Она сидела и строчила в своём дневничке, всхлипывая и капая слезами по всей странице.
«21 декабря
… Я всё время с кем-то, я всё время одна. Я всё время смеюсь, когда я с кем-то, я всё время плачу, когда одна. Я думаю, любит ли он море? Грустит ли, когда на небе тучи? Что для него вкуснее, фруктовый пирог или сливочный торт? Почему я не спросила его, какую музыку он любит? Я бы сейчас слушала эту музыку и была бы хоть немного счастлива. Он умный. Он самовлюблённый и избалованный. Он всех подвёл. Он красивый. Он самый красивый. У него красивые плечи, сильные руки, пугающие, прекрасные глаза. Я могла бы…»
Дождь барабанил по балкону. Марина встала и вышла, сама не зная, зачем, может быть, чтобы опять посмотреть и вспомнить. Она посмотрела вниз и увидела Рената. Он стоял на потемневшей, пожухлой траве, запрокинув голову, и глядел на неё. Капюшон упал ему на плечи, но он словно не замечал льющуюся по лицу воду. Они встретились глазами. Марина вылетела в коридор, лифт стоял на седьмом этаже и мучительно долго закрывал скрипучие двери, а она уже бежала вниз, прыгая через ступеньку. Кто-то шёл навстречу, ей что-то крикнули, но она пронеслась мимо, даже не поняв, кто с ней заговорил.
Она остановилась под козырьком общежития, вздохнула и ринулась под ледяной дождь. Боже, как холодно! А если он ушёл? А если ей показалось? Привиделось от тоски? Но Ренат был там. Смотрел, как она бежит по траве в промокших домашних туфельках. Застыл, тревожно моргая, облегчённо прикрыл глаза и подхватил её, когда она подпрыгнула, чтобы уцепиться за его шею.
— Ты пришёл?
— Да. Не смог больше терпеть. Ну их всех!

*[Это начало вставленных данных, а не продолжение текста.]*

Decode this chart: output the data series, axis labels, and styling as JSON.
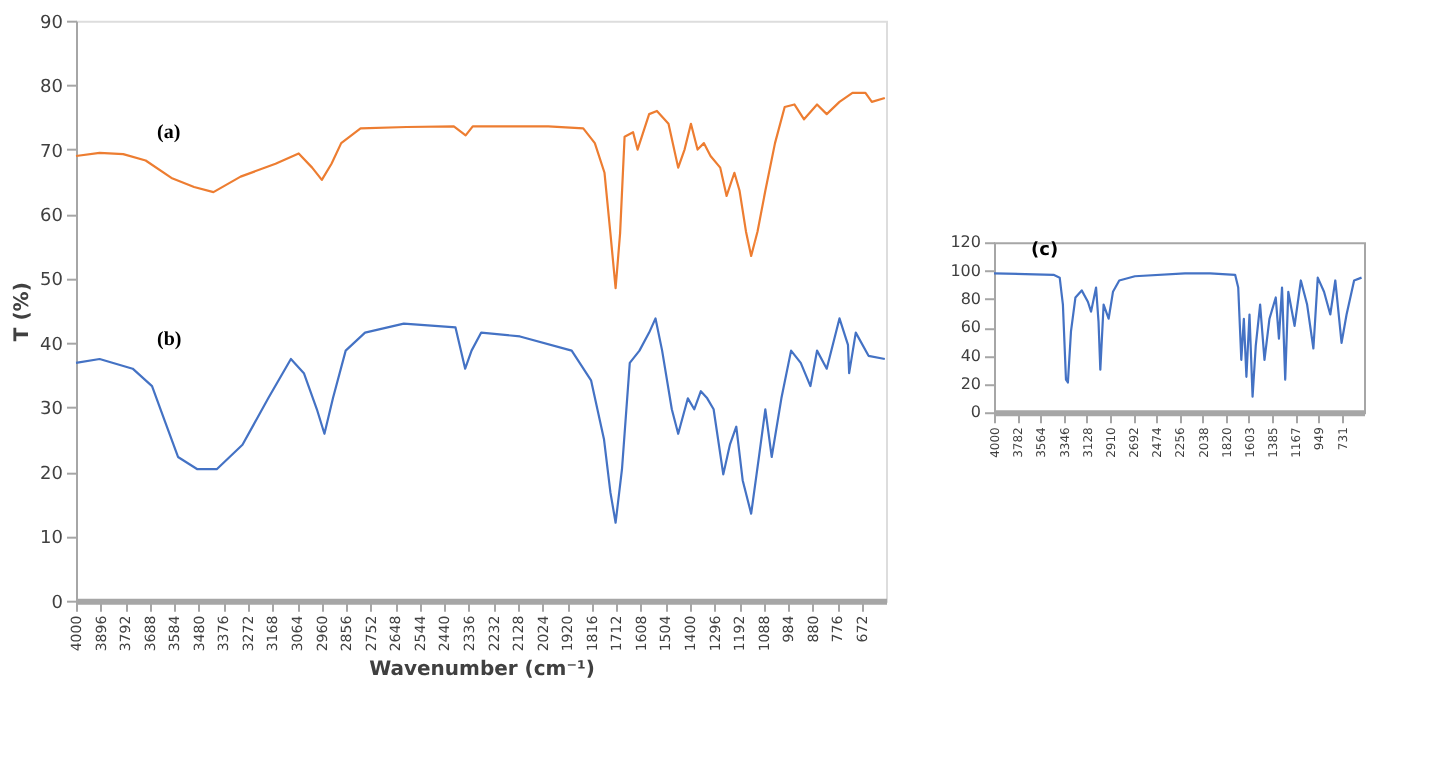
{
  "chart_data": [
    {
      "type": "line",
      "xlabel": "Wavenumber (cm⁻¹)",
      "ylabel": "T (%)",
      "xlim": [
        4000,
        570
      ],
      "ylim": [
        0,
        90
      ],
      "xticks": [
        4000,
        3896,
        3792,
        3688,
        3584,
        3480,
        3376,
        3272,
        3168,
        3064,
        2960,
        2856,
        2752,
        2648,
        2544,
        2440,
        2336,
        2232,
        2128,
        2024,
        1920,
        1816,
        1712,
        1608,
        1504,
        1400,
        1296,
        1192,
        1088,
        984,
        880,
        776,
        672
      ],
      "yticks": [
        0,
        10,
        20,
        30,
        40,
        50,
        60,
        70,
        80,
        90
      ],
      "series": [
        {
          "color": "#ed7d31",
          "x": [
            4000,
            3900,
            3800,
            3705,
            3596,
            3500,
            3418,
            3303,
            3155,
            3057,
            3000,
            2959,
            2918,
            2877,
            2795,
            2600,
            2400,
            2350,
            2320,
            2000,
            1852,
            1803,
            1762,
            1737,
            1715,
            1696,
            1677,
            1641,
            1622,
            1573,
            1540,
            1491,
            1450,
            1423,
            1396,
            1368,
            1341,
            1313,
            1272,
            1245,
            1212,
            1190,
            1163,
            1141,
            1114,
            1081,
            1040,
            999,
            958,
            917,
            862,
            821,
            767,
            712,
            657,
            630,
            575
          ],
          "values": [
            69,
            69.5,
            69.3,
            68.3,
            65.6,
            64.2,
            63.4,
            65.8,
            67.8,
            69.4,
            67.2,
            65.3,
            67.8,
            71,
            73.3,
            73.5,
            73.6,
            72.2,
            73.6,
            73.6,
            73.3,
            71,
            66.4,
            57,
            48.5,
            57,
            72,
            72.7,
            70,
            75.5,
            76,
            74,
            67.2,
            70,
            74,
            70,
            71,
            69,
            67.2,
            62.8,
            66.4,
            63.6,
            57.3,
            53.5,
            57.3,
            63.6,
            71,
            76.6,
            77,
            74.7,
            77,
            75.5,
            77.4,
            78.8,
            78.8,
            77.4,
            78
          ]
        },
        {
          "color": "#4472c4",
          "x": [
            4000,
            3900,
            3760,
            3678,
            3623,
            3568,
            3486,
            3404,
            3295,
            3186,
            3090,
            3035,
            2980,
            2948,
            2912,
            2858,
            2776,
            2612,
            2393,
            2352,
            2325,
            2284,
            2120,
            1901,
            1819,
            1764,
            1737,
            1715,
            1688,
            1655,
            1614,
            1573,
            1546,
            1518,
            1477,
            1450,
            1409,
            1382,
            1354,
            1327,
            1300,
            1259,
            1231,
            1204,
            1177,
            1141,
            1108,
            1081,
            1054,
            1013,
            972,
            931,
            890,
            862,
            821,
            767,
            731,
            726,
            698,
            644,
            575
          ],
          "values": [
            36.9,
            37.5,
            36,
            33.3,
            27.8,
            22.3,
            20.4,
            20.4,
            24.2,
            31.4,
            37.5,
            35.3,
            29.7,
            25.9,
            31.4,
            38.8,
            41.6,
            43,
            42.4,
            36,
            38.8,
            41.6,
            41,
            38.8,
            34.2,
            25,
            16.8,
            12.1,
            20.4,
            36.9,
            38.8,
            41.6,
            43.8,
            38.8,
            29.7,
            25.9,
            31.4,
            29.7,
            32.5,
            31.4,
            29.7,
            19.6,
            24.2,
            27,
            18.7,
            13.5,
            22.3,
            29.7,
            22.3,
            31.4,
            38.8,
            36.9,
            33.3,
            38.8,
            36,
            43.8,
            39.7,
            35.3,
            41.6,
            38,
            37.5
          ]
        }
      ],
      "annotations": [
        "(a)",
        "(b)"
      ]
    },
    {
      "type": "line",
      "xlim": [
        4000,
        520
      ],
      "ylim": [
        0,
        120
      ],
      "xticks": [
        4000,
        3782,
        3564,
        3346,
        3128,
        2910,
        2692,
        2474,
        2256,
        2038,
        1820,
        1603,
        1385,
        1167,
        949,
        731
      ],
      "yticks": [
        0,
        20,
        40,
        60,
        80,
        100,
        120
      ],
      "series": [
        {
          "color": "#4472c4",
          "x": [
            4000,
            3440,
            3382,
            3352,
            3323,
            3305,
            3276,
            3234,
            3175,
            3117,
            3087,
            3040,
            3017,
            3000,
            2969,
            2922,
            2881,
            2822,
            2675,
            2204,
            1968,
            1732,
            1703,
            1674,
            1650,
            1626,
            1597,
            1568,
            1538,
            1497,
            1456,
            1409,
            1350,
            1320,
            1291,
            1261,
            1232,
            1173,
            1114,
            1055,
            996,
            955,
            896,
            837,
            790,
            731,
            684,
            613,
            543
          ],
          "values": [
            98,
            97,
            95,
            76,
            23,
            21,
            57,
            81,
            86,
            78,
            71,
            88,
            64,
            30,
            76,
            66,
            85,
            93,
            96,
            98,
            98,
            97,
            88,
            37,
            66,
            25,
            69,
            11,
            47,
            76,
            37,
            66,
            81,
            52,
            88,
            23,
            85,
            61,
            93,
            76,
            45,
            95,
            85,
            69,
            93,
            49,
            69,
            93,
            95
          ]
        }
      ],
      "annotations": [
        "(c)"
      ]
    }
  ]
}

Она отстранилась, серьёзно посмотрела ему в лицо:
— Ты меня настолько сильно любишь?
— Конечно! — он засмеялся. — Ты ещё сомневаешься? Я ведь здесь!
— А если бы я не вышла на балкон, ты бы так и замёрз?
— Точно! И есть вариант, что всё-таки замёрзну! И ты со мной!
— Ой! Бежим! Скорее! Чай! Варенье малиновое!
Он побежал за ней, смеясь. Она тащила его за руку, фыркая и тряся намокшими кудряшками. Кажется, они поднялись на лифте. Или взбежали вверх по лестнице? Марина два раза включала пустой чайник, проливала воду, заваривала чай, вытирала волосы Рената розовым полотенцем с вышитым кроликом и создавала хаос, носясь вокруг рыжим облаком, пока он не поймал её за руку, не усадил к себе на колено и не поцеловал так, что у неё ещё минут двадцать кружилась голова.
А он сказал:
— Всё завтра.
Ушёл, постучал к Вадиму, ввалился в его блок, не обращая внимания на протесты друга, разделся, разбросав мокрые вещи, постелил у стены одеяло, завернулся в него и проспал до следующего утра.
… Я стояла и слушала дождь. И постаралась забыть то, что было в конце дневника Марины, наслаждаясь чужими воспоминаниями, словно своими собственными.